The "Sorted Index" represents individual components (heads or edges) sorted by their importance or "mass" (likely activation magnitude, attention weight, or parameter value) in descending order. The "Mean Cumulative Mass" shows what percentage of the total network's activity/weight is captured as you add more of these sorted components.
**Reading between the lines (Peircean investigative analysis):**
* **The Power of Sparsity:** The data proves that applying sparse techniques to this model is highly effective. By using the "Sparse" method, the model can capture 90% of the necessary information using a fraction of the parameters.
* **Pruning Potential:** For "Edges", you could theoretically prune (remove) the vast majority of the connections (everything past index ~100) in the sparse model and still retain 100% of the cumulative mass. In the non-sparse model, you would need to keep over 1,000 edges to achieve the same result. The "16.1x" annotation is a direct boast of computational efficiency: the sparse edge representation is 16 times more efficient at concentrating importance.

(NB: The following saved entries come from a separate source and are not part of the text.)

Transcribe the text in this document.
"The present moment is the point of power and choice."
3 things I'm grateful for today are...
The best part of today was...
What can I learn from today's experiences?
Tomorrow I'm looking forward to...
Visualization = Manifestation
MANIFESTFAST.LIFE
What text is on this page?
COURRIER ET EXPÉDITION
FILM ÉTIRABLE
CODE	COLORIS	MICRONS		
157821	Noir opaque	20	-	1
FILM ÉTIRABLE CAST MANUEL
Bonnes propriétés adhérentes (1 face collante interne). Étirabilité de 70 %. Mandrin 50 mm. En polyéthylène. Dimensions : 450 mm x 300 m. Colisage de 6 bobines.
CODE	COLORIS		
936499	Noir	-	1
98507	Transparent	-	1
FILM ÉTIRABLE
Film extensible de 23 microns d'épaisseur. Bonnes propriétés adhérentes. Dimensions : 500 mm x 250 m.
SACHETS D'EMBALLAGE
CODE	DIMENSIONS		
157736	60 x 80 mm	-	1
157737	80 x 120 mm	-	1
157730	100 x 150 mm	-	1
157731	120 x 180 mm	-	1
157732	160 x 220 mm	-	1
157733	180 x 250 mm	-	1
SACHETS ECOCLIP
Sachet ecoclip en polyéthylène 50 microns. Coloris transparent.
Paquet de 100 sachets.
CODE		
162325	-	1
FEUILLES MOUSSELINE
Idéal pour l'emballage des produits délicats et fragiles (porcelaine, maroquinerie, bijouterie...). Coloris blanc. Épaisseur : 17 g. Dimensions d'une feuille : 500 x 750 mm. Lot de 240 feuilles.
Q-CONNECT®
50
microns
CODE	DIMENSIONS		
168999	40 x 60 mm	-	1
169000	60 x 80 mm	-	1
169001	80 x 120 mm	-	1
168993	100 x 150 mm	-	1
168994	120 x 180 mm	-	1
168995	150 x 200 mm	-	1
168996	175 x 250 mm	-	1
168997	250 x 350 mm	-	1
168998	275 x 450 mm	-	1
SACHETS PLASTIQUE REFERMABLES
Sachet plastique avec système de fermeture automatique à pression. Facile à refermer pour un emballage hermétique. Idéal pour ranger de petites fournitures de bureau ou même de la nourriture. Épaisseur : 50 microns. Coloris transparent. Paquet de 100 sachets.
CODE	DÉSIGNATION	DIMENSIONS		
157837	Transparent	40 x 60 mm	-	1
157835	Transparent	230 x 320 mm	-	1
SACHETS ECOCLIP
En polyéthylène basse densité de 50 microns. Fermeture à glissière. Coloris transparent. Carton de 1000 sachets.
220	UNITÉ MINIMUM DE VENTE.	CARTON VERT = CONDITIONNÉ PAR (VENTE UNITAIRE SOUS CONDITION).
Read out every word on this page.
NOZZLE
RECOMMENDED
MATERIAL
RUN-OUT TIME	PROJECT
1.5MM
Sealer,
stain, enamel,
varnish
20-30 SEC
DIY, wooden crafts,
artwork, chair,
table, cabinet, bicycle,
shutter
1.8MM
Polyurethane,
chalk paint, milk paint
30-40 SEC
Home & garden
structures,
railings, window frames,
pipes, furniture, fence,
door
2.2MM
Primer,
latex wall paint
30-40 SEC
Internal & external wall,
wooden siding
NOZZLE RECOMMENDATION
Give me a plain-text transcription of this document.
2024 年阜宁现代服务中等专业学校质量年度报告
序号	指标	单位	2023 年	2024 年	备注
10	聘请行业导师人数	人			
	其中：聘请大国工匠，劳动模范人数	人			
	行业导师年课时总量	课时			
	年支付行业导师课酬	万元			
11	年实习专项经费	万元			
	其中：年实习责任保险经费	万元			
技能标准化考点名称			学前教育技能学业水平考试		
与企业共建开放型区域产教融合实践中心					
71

* **Architectural Insights:** The fact that "Edges" require a logarithmic scale up to $10^3$ while "Heads" only go up to ~140 indicates the structural reality of the model: there are relatively few attention heads, but a massive number of edge connections between nodes/tokens. Sparsifying the edges yields a much higher relative reduction in required components (16.1x) than sparsifying the heads (3.4x), making edge-sparsification a highly lucrative target for model optimization and compression.